Can you try the followings? We met similar memory leak issues using onnxruntime_go that calls the onnxruntime C api. The issue happens when we create and destroy sessions repeatedly in the background, and at the same time, we do model inference. After making these change, the memory usage stablize and remain relatively low.你能试试以下方法吗?我们在使用调用 onnxruntime C API 的onnxruntime_go时遇到了类似的内存泄漏问题。当我们在后台重复创建和销毁会话时,就会发生问题,同时进行模型推理。进行这些更改后,内存使用率会稳定下来,并保持相对较低的水平。

  1. configure session options配置会话选项 options.enable_cpu_mem_arena = Falseoptions.enable_cpu_mem_arena = 假 options.enable_mem_pattern = Falseoptions.enable_mem_pattern = 假 options.intra_op_num_threads = 1
  2. use tcmalloc instead of the standard allocator from libc used by onnxruntime library in linux使用 tcmalloc 代替 Linux 中 onnxruntime 库使用的 libc 中的标准分配器
# install tcmalloc
apt-get -y install google-perftools
# set LD_PRELOAD to use tcmalloc instead of the standard malloc implementation
export LD_PRELOAD=/usr/lib/$(uname -m)-linux-gnu/libtcmalloc.so.4:${LD_PRELOAD}
# then run your program

The second change was learnt from this release note (Section Known Issues)第二个更改是从本发行说明(“已知问题”部分)中了解到的 https://docs.nvidia.com/deeplearning/triton-inference-server/release-notes/rel-23-12.html#rel-23-12

Some systems which implement malloc() may not release memory back to the operating system right away causing a false memory leak. This can be mitigated by using a different malloc implementation. Tcmalloc and jemalloc are installed in the Triton container and can be used by specifying the library in LD_PRELOAD. We recommend experimenting with both tcmalloc and jemalloc to determine which one works better for your use case.某些实现 malloc() 的系统可能不会立即将内存释放回操作系统,从而导致错误的内存泄漏。这可以通过使用不同的 malloc 实现来缓解。Tcmalloc 和 jemalloc 安装在 Triton 容器中,可以通过在 LD_PRELOAD 中指定库来使用。我们建议同时使用 tcmalloc 和 jemalloc 进行试验,以确定哪一个更适合您的用例。

thank you sir, let me have a try.

cuiyongbo commented 3 months ago

Can you try the followings?
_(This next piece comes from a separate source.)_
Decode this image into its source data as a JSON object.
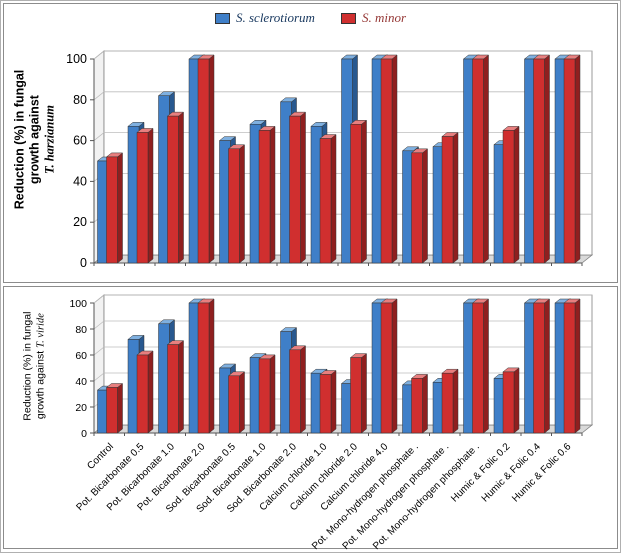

We met similar memory leak issues using onnxruntime_go that calls the onnxruntime C api. The issue happens when we create and destroy sessions repeatedly in the background, and at the same time, we do model inference. After making these change, the memory usage stablize and remain relatively low.

  1. configure session options options.enable_cpu_mem_arena = False options.enable_mem_pattern = False options.intra_op_num_threads = 1
  2. use tcmalloc instead of the standard allocator from libc used by onnxruntime library in linux
# install tcmalloc
apt-get -y install google-perftools
# set LD_PRELOAD to use tcmalloc instead of the standard malloc implementation
export LD_PRELOAD=/usr/lib/$(uname -m)-linux-gnu/libtcmalloc.so.4:${LD_PRELOAD}
# then run your program

The second change was learnt from this release note (Section Known Issues) https://docs.nvidia.com/deeplearning/triton-inference-server/release-notes/rel-23-12.html#rel-23-12

Some systems which implement malloc() may not release memory back to the operating system right away causing a false memory leak. This can be mitigated by using a different malloc implementation. Tcmalloc and jemalloc are installed in the Triton container and can be used by specifying the library in LD_PRELOAD. We recommend experimenting with both tcmalloc and jemalloc to determine which one works better for your use case.